Catastrophe

Feyzin, 4 janvier 1966. La première « catastrophe industrielle » de l’ère environnementale ?

Le 18 décembre 1965, Marie-Joëlle Coste, 18 ans, épouse Robert Amouroux à Chasse-sur-Rhône. Robert est alors ouvrier, tuyauteur-monteur au sein de l’entreprise Socaltra, une entreprise dont les services sont sous-traités par les grandes entreprises pétrolières et chimiques de la région. Selon les mots des travailleurs de cette entreprise, ils sont « loués » auprès de ces grandes entreprises. Au cours du mois de décembre 1965 et de janvier 1966, Robert a ainsi été « loué » à la raffinerie de Feyzin, inaugurée au printemps 1964. Cette infrastructure est alors présentée comme le fleuron d’une modernité symbolisée par les industries de flux. Le raffinage de pétrole ouvre la possibilité de diversifier les activités économiques de la chimie lyonnaise, celle-ci suscitant la création d’un réseau desservant des usines dépendant du raffinage pour poursuivre leur activité. La pétrochimie n’est pas aussi massivement pourvoyeuse d’emplois que ne peut l’être l’industrie automobile dans la même période, ou que ne l’a été le secteur du textile par le passé : toutefois, un journaliste peut noter que Robert Amouroux « travaillait dans ‘le pétrole’ depuis l’installation de l’usine, comme beaucoup de jeunes de la région » [renvoi vers un article de presse]. Bâtie en deux années, la raffinerie doit accueillir le pétrole provenant d’Algérie, dans un contexte où le pétrole est devenu l’énergie la plus consommée dans le mix énergétique français et où les hydrocarbures du Sahara parviennent en France à un tarif inférieur au marché international (en vertu de la politique du « pétrole franc » discutée en préparation des accords d’Evian).

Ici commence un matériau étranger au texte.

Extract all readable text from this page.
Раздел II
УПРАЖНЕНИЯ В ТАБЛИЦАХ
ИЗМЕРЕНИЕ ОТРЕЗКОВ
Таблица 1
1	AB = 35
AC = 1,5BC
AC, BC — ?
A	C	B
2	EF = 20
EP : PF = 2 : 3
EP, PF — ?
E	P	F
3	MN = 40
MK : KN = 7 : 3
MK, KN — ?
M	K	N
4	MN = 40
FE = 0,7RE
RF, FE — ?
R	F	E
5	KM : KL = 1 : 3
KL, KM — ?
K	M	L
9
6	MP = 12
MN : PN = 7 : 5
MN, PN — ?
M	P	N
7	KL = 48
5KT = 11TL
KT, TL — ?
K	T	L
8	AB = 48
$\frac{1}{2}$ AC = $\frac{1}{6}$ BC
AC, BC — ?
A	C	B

Dans la matinée du 4 janvier 1966, vers 7h, Robert Amouroux quitte sa résidence, rue de la Garenne à Sérézin-du-Rhône où il réside avec Marie-Joëlle depuis le 27 décembre. La météo est fraîche, le thermomètre peine à dépasser les 4 degrés en ce matin d’hiver. En prenant la direction du bourg de Sérézin, il chemine sur une route encore entourée de champs, le village étant encore très peu densément urbanisé, malgré l’apparition de premières zones pavillonnaires au cours de ces années. Afin de rejoindre son entreprise à Feyzin, Robert Amouroux s’engouffre sur l’autoroute menant vers Lyon : une infrastructure moderne, ouverte quelques mois auparavant. Une dizaine de minutes plus tard, il longe la raffinerie lorsque son attention est retenue par une brume anormale. Celle-ci est provoquée par le dégagement d’un propane, provenant d’une fuite d’une sphère de stockage d’hydrocarbures. Il arrête alors son véhicule en bord de chaussée pour identifier la cause de ce brouillard et, en sortant de sa voiture, une inflammation de la nappe gazeuse intervient, provoquant un premier incendie qui menace désormais les autres sphères de propane à proximité. Grièvement brûlé, Robert Amouroux est retrouvé quelques minutes plus tard par deux ouvriers briquetiers-fumistes, qui se rendaient également à leur travail, sur un chantier à proximité de la raffinerie. Ils alertent les secours afin que le brûlé soit pris en charge.

 

Pendant ce temps, les sapeurs-pompiers de Lyon et de Vienne arrivent vers la raffinerie afin de maîtriser le feu. Vers 8h30, plusieurs ingénieurs de la raffinerie estiment que le fonctionnement des soupapes de sécurité au sommet des sphères permet d’éviter leur explosion. Pourtant, vers 8h45, c’est le bruit de l’explosion de l’une de ces sphères qui réveille Marie-Joëlle Coste, à 4 kilomètres de la scène de l’accident. Ce n’est qu’une demi-heure plus tard qu’un salarié de l’entreprise Socaltra l’informe des blessures de son mari, transporté à l’hôpital Saint-Luc, à Lyon, où il décède quelques jours plus tard des suites de ses blessures. Ce sont finalement 18 salariés de la raffinerie, ainsi que des entreprises sous-traitantes et des pompiers, qui décèdent des suites de cette explosion. Les dégâts matériels sont considérables, marquant un périmètre de plusieurs kilomètres autour de l’usine.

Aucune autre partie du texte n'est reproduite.